Written by Ann McCauley
Buddeez Manufacturing Company in Union, Missouri, became the third business in the state to receive the Recovery Friendly Workplace designation. Ann McCauley, the Director of the Rural Opioids Technical Assistance (ROTA) Project and the Recovery Friendly Workplace Initiative, and Doug Swanson, Field Specialist in Labor and Workforce Development, traveled to Union, Missouri, on November 30th to present the designation.
“The Recovery Friendly Workplace designation process was launched in September and made available to businesses throughout the state,” McCauley said. “Buddeez Manufacturing Company was the third business, and first manufacturing company, to complete the entire process. Buddeez manufactures quality injection molded plastic storage products that are sold nationwide.”
The Recovery Friendly Workplace designation comes at no cost to businesses. The University of Missouri Extension is funding the initiative through a Rural Opioids Technical Assistance grant to address substance use disorder in rural communities throughout Missouri. Buddeez staff completed several steps to earn the designation. These included training, planning, and delivering a declaration to staff stating the organization’s support for employees in recovery.
During the designation, McCauley shared information about the UM System Manufacturer Partnership and connected the Buddeez staff to the services offered to help Missouri’s manufactures enhance innovation, resilience, and agility. The partnership leverages the expertise of faculty and student teams on the four UM campuses to serve the state’s manufacturers through education, topic-focused roundtable discussions, and company-specific projects. The Partnership has been created to address the needs of the more than 5,400 Missouri manufacturers throughout the state by bringing UM resources to the manufacturing companies that need them.
“The greatest thing about Buddeez is the staff,” McCauley said. “They demonstrate a tremendous commitment to their health and well-being and their support for those in recovery is phenomenal. Buddeez changes lives for the better, and in doing so, positively impacts its entire community.”
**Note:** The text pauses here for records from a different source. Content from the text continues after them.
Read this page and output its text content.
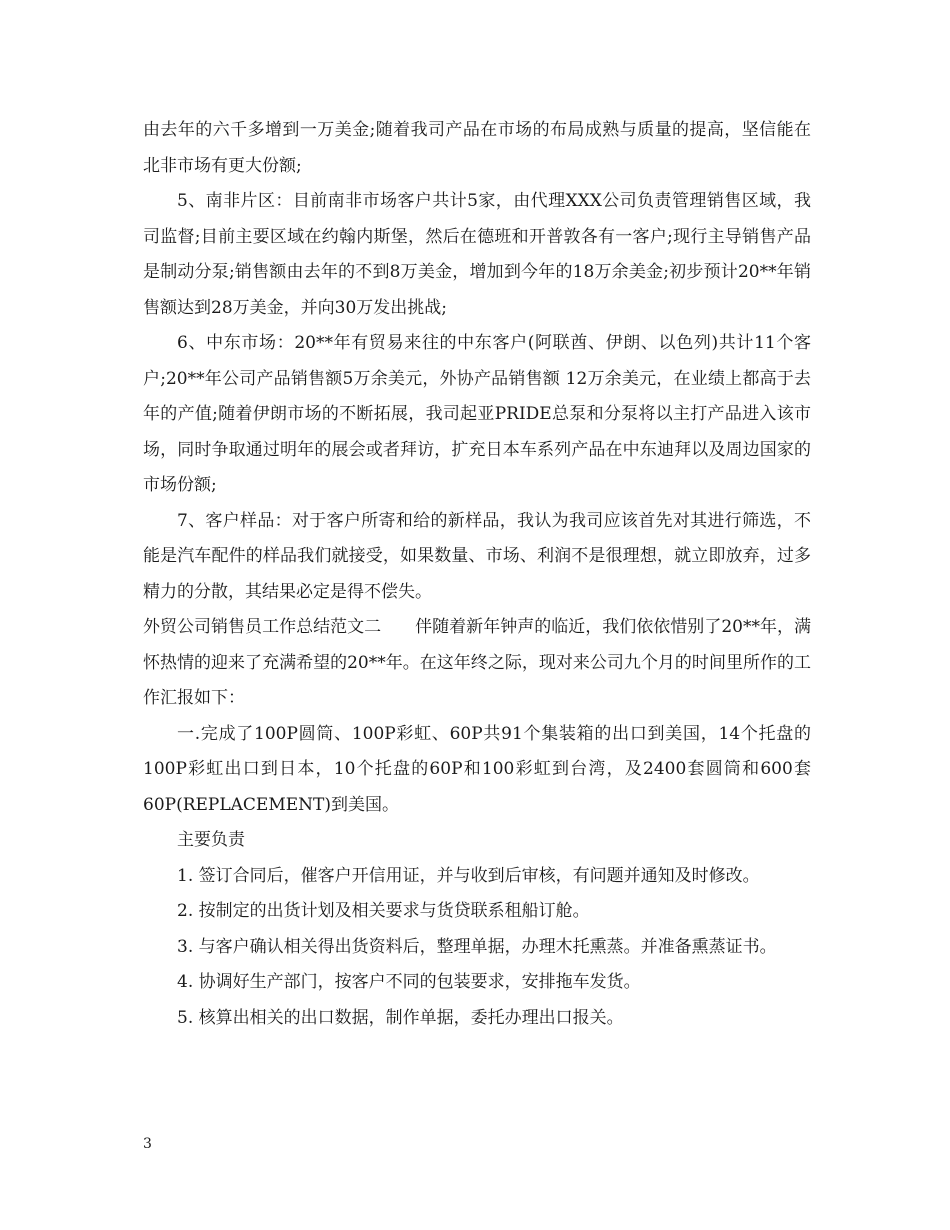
由去年的六千多增到一万美金;随着我司产品在市场的布局成熟与质量的提高，坚信能在北非市场有更大份额;

5、南非片区：目前南非市场客户共计5家，由代理XXX公司负责管理销售区域，我司监督;目前主要区域在约翰内斯堡，然后在德班和开普敦各有一客户;现行主导销售产品是制动分泵;销售额由去年的不到8万美金，增加到今年的18万余美金;初步预计20**年销售额达到28万美金，并向30万发出挑战;

6、中东市场：20**年有贸易来往的中东客户(阿联酋、伊朗、以色列)共计11个客户;20**年公司产品销售额5万余美元，外协产品销售额 12万余美元，在业绩上都高于去年的产值;随着伊朗市场的不断拓展，我司起亚PRIDE总泵和分泵将以主打产品进入该市场，同时争取通过明年的展会或者拜访，扩充日本车系列产品在中东迪拜以及周边国家的市场份额;

7、客户样品：对于客户所寄和给的新样品，我认为我司应该首先对其进行筛选，不能是汽车配件的样品我们就接受，如果数量、市场、利润不是很理想，就立即放弃，过多精力的分散，其结果必定是得不偿失。

外贸公司销售员工作总结范文二　　伴随着新年钟声的临近，我们依依惜别了20**年，满怀热情的迎来了充满希望的20**年。在这年终之际，现对来公司九个月的时间里所作的工作汇报如下：

一.完成了100P圆筒、100P彩虹、60P共91个集装箱的出口到美国，14个托盘的100P彩虹出口到日本，10个托盘的60P和100彩虹到台湾，及2400套圆筒和600套60P(REPLACEMENT)到美国。

主要负责

1. 签订合同后，催客户开信用证，并与收到后审核，有问题并通知及时修改。

2. 按制定的出货计划及相关要求与货贷联系租船订舱。

3. 与客户确认相关得出货资料后，整理单据，办理木托熏蒸。并准备熏蒸证书。

4. 协调好生产部门，按客户不同的包装要求，安排拖车发货。

5. 核算出相关的出口数据，制作单据，委托办理出口报关。

3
Mary Brutcher, the Human Resources Director at Buddeez, echoed McCauley’s sentiments. “Over the years, Buddeez has had numerous employees in recovery. Several have let their light shine by becoming better employees, parents, and co-workers. They are always friendly and extremely helpful. Many of our employees in recovery have been promoted several times, and some have even left us to advance their careers.”
Much of Buddeez success stems from its leaders, who view the staff as family, and understand that substance use disorder is a brain disease and not a moral failing. Supervisors allow staff in recovery the time they need to attend doctor’s appointments and to receive treatment.
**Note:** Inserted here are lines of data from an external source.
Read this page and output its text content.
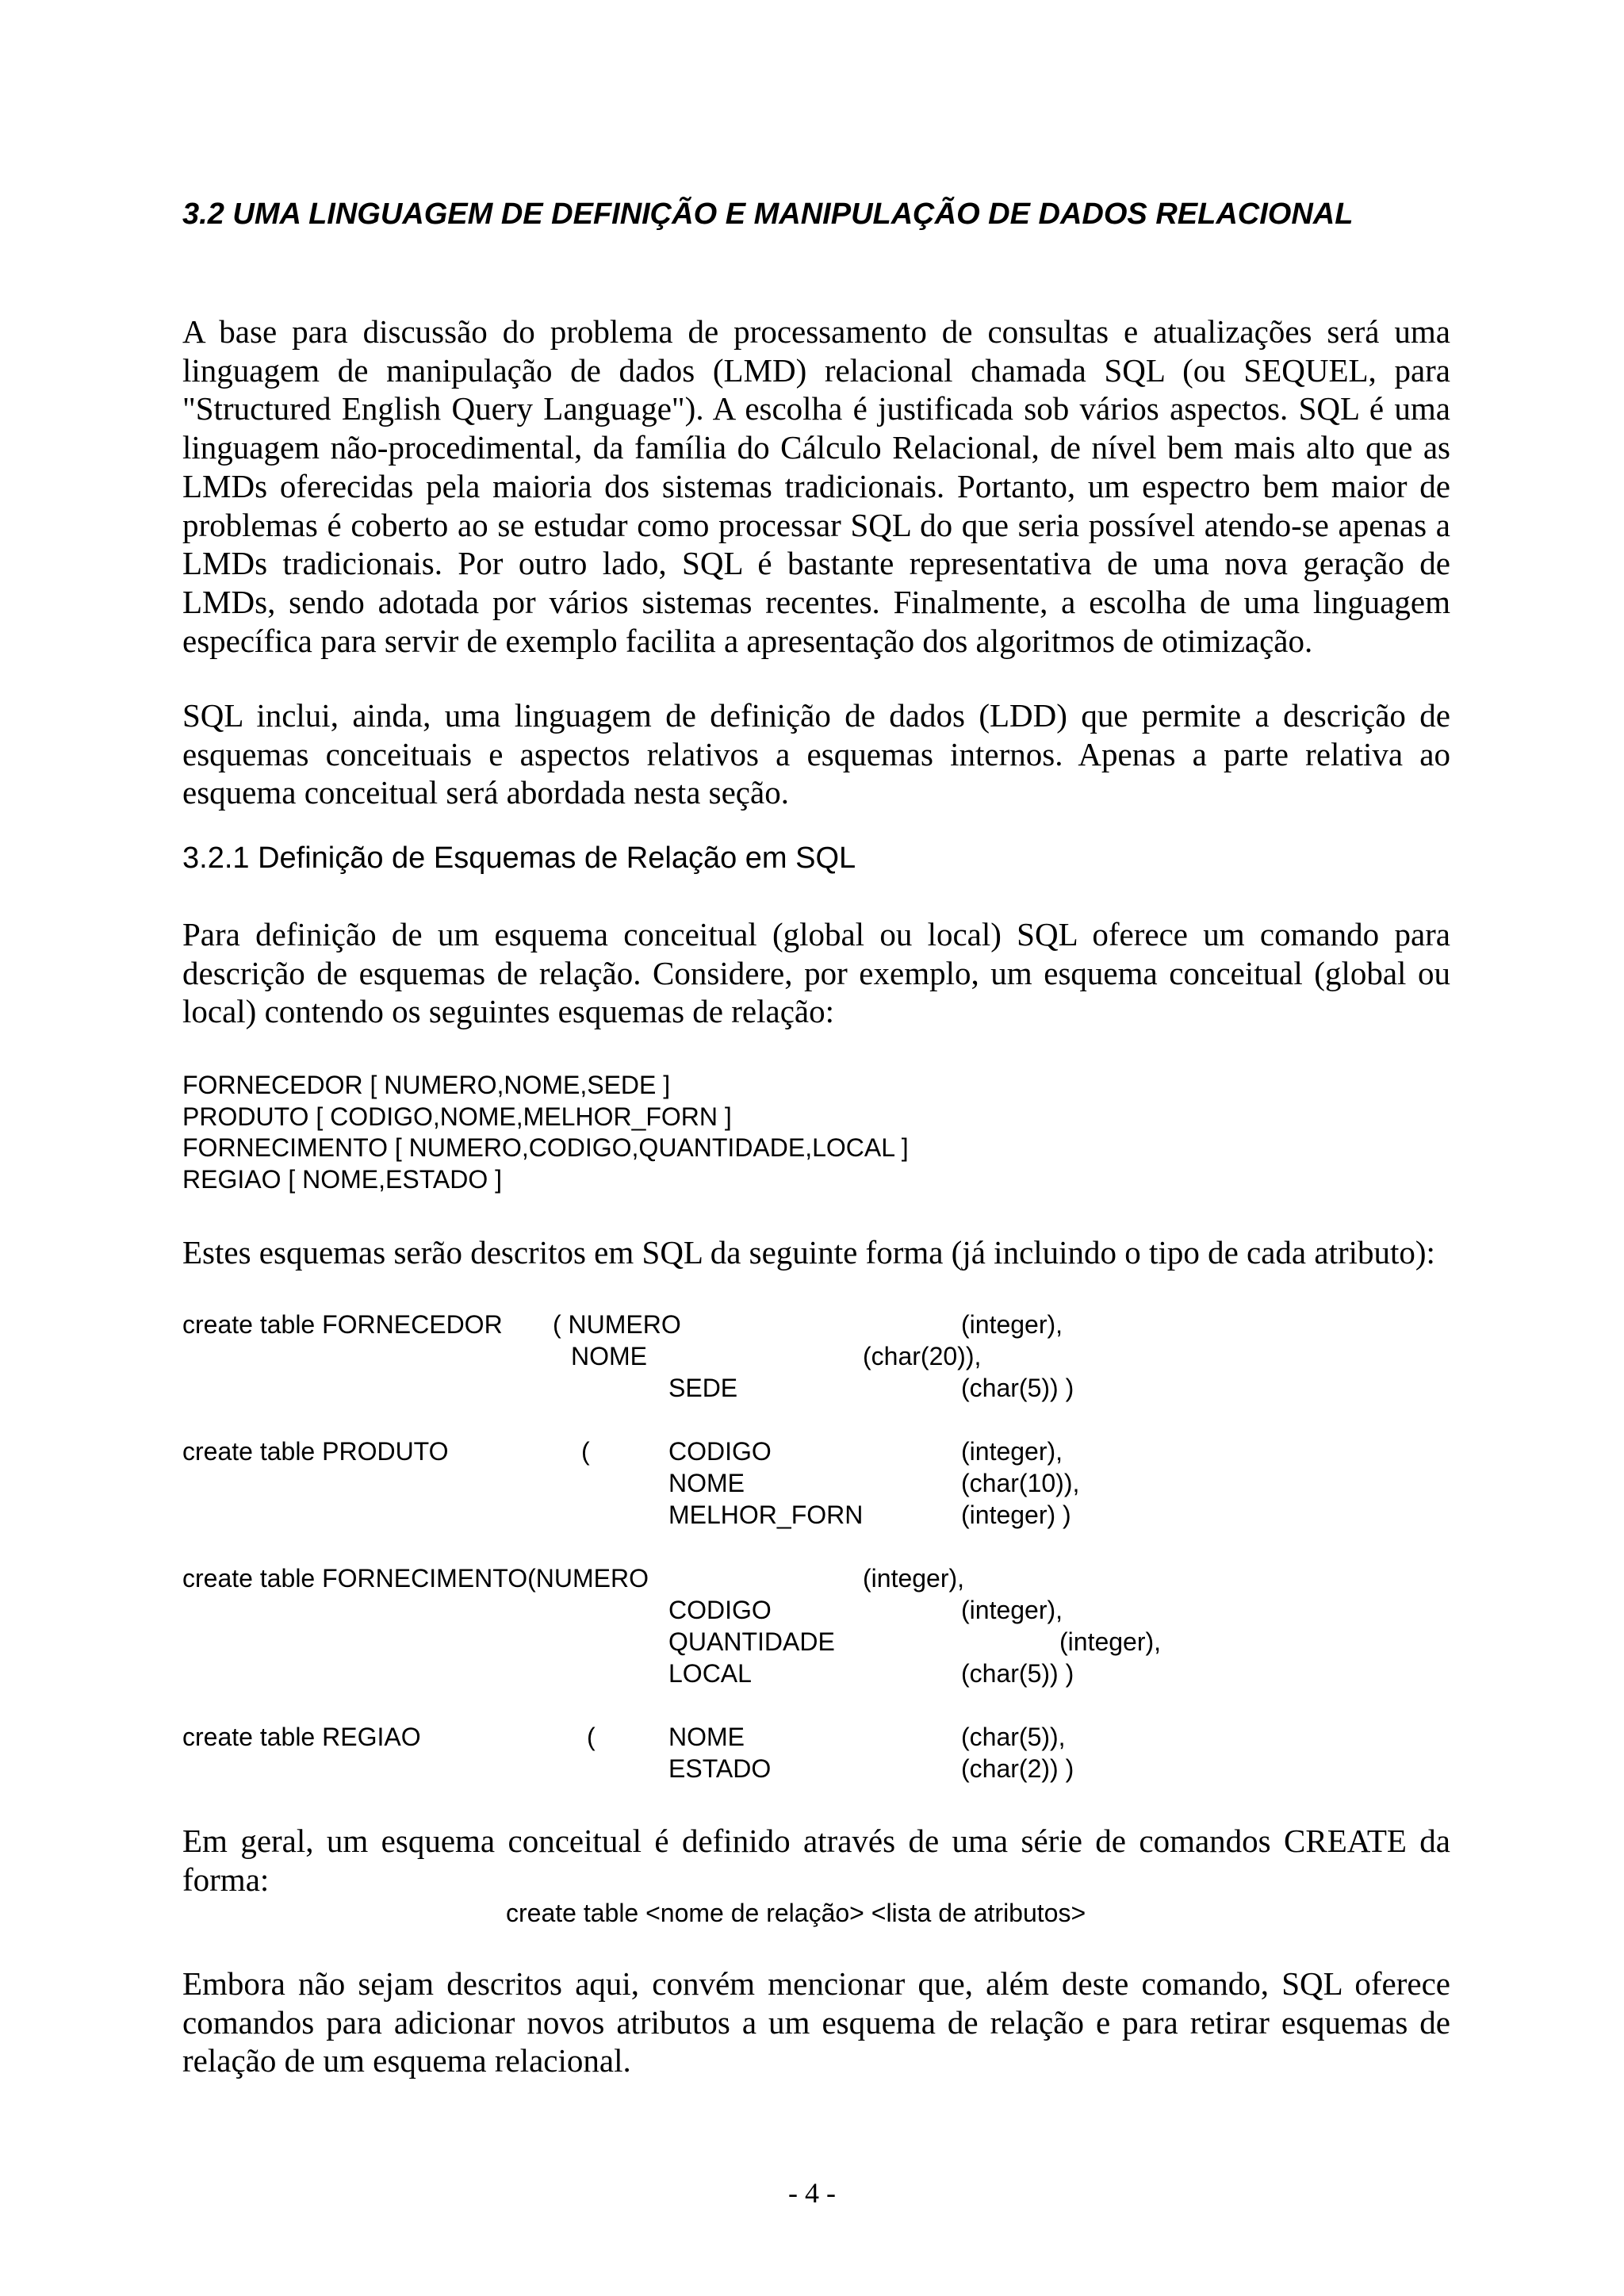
3.2 UMA LINGUAGEM DE DEFINIÇÃO E MANIPULAÇÃO DE DADOS RELACIONAL

A base para discussão do problema de processamento de consultas e atualizações será uma linguagem de manipulação de dados (LMD) relacional chamada SQL (ou SEQUEL, para "Structured English Query Language"). A escolha é justificada sob vários aspectos. SQL é uma linguagem não-procedimental, da família do Cálculo Relacional, de nível bem mais alto que as LMDs oferecidas pela maioria dos sistemas tradicionais. Portanto, um espectro bem maior de problemas é coberto ao se estudar como processar SQL do que seria possível atendo-se apenas a LMDs tradicionais. Por outro lado, SQL é bastante representativa de uma nova geração de LMDs, sendo adotada por vários sistemas recentes. Finalmente, a escolha de uma linguagem específica para servir de exemplo facilita a apresentação dos algoritmos de otimização.

SQL inclui, ainda, uma linguagem de definição de dados (LDD) que permite a descrição de esquemas conceituais e aspectos relativos a esquemas internos. Apenas a parte relativa ao esquema conceitual será abordada nesta seção.

3.2.1 Definição de Esquemas de Relação em SQL

Para definição de um esquema conceitual (global ou local) SQL oferece um comando para descrição de esquemas de relação. Considere, por exemplo, um esquema conceitual (global ou local) contendo os seguintes esquemas de relação:

FORNECEDOR [ NUMERO,NOME,SEDE ]
PRODUTO [ CODIGO,NOME,MELHOR_FORN ]
FORNECIMENTO [ NUMERO,CODIGO,QUANTIDADE,LOCAL ]
REGIAO [ NOME,ESTADO ]

Estes esquemas serão descritos em SQL da seguinte forma (já incluindo o tipo de cada atributo):

create table FORNECEDOR ( NUMERO	(integer),
NOME	(char(20)),
SEDE	(char(5)) )
create table PRODUTO	(	CODIGO	(integer),
NOME	(char(10)),
MELHOR_FORN	(integer) )
create table FORNECIMENTO(NUMERO	(integer),
CODIGO	(integer),
QUANTIDADE	(integer),
LOCAL	(char(5)) )
create table REGIAO	(	NOME	(char(5)),
ESTADO	(char(2)) )

Em geral, um esquema conceitual é definido através de uma série de comandos CREATE da forma:

create table <nome de relação> <lista de atributos>

Embora não sejam descritos aqui, convém mencionar que, além deste comando, SQL oferece comandos para adicionar novos atributos a um esquema de relação e para retirar esquemas de relação de um esquema relacional.

- 4 -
Human Resources Manager Tori Kappelmann notes that hiring people in recovery is as rewarding to his business as it is to the employee.
“We are rewarded just as much as the employee who has chosen recovery. They are always excited to share their progress and we take pride in knowing that Buddeez is part of an opportunity that allows them to continue their recovery journey. Employees know they will be given time off to attend required recovery appointments, if they provide documentation, and they take pride in the support that Buddeez offers to them.”
One of the greatest benefits Buddeez has received by hiring employees in recovery is the way it has helped the business address the workplace shortage, and the support those employees offer to new hires, which has improved company retention. “Employees share their success and attribute it to Buddeez, and others want to be employed at a place where they can experience the same thing,” Kappelmann says. Jon Yawn, the Quality Manager at Buddeez, says one of his best employees was in recovery. “It was awesome to see her welcome new employees. She went out of her way to talk to every single person she came across because she didn’t want them to be alone or left out.”
In today’s world, where most of us have found the door to a business locked and a sign posted that reads “Closed due to a staffing shortage,” it is refreshing to find a large manufacturing plant in a small, rural community booming. Imagine a place where company executives feel blessed to be able to hire people in recovery. Mark Maloney, the Plant Manager, sums it up when he says, “We feel we are lucky, because we have the best employees. Some have struggled with substance use disorder and are now in recovery. Many of these hard-working folks make up our core. We welcome them, offer them stability, and a judgment free workplace. In return, they are loyal, consistent, and willing to go an extra step to make sure the job is done right. At this time, finding any employee is a boon, but finding core employees is an advantage.”
“It is our hope that businesses that have been reluctant to give people in recovery a second chance will hear the stories from Buddeez staff and leaders and decide to become recovery friendly, too,” McCauley said. “We are excited Buddeez has found a solution to the worker shortage and is willing to share their success with other businesses that need support.”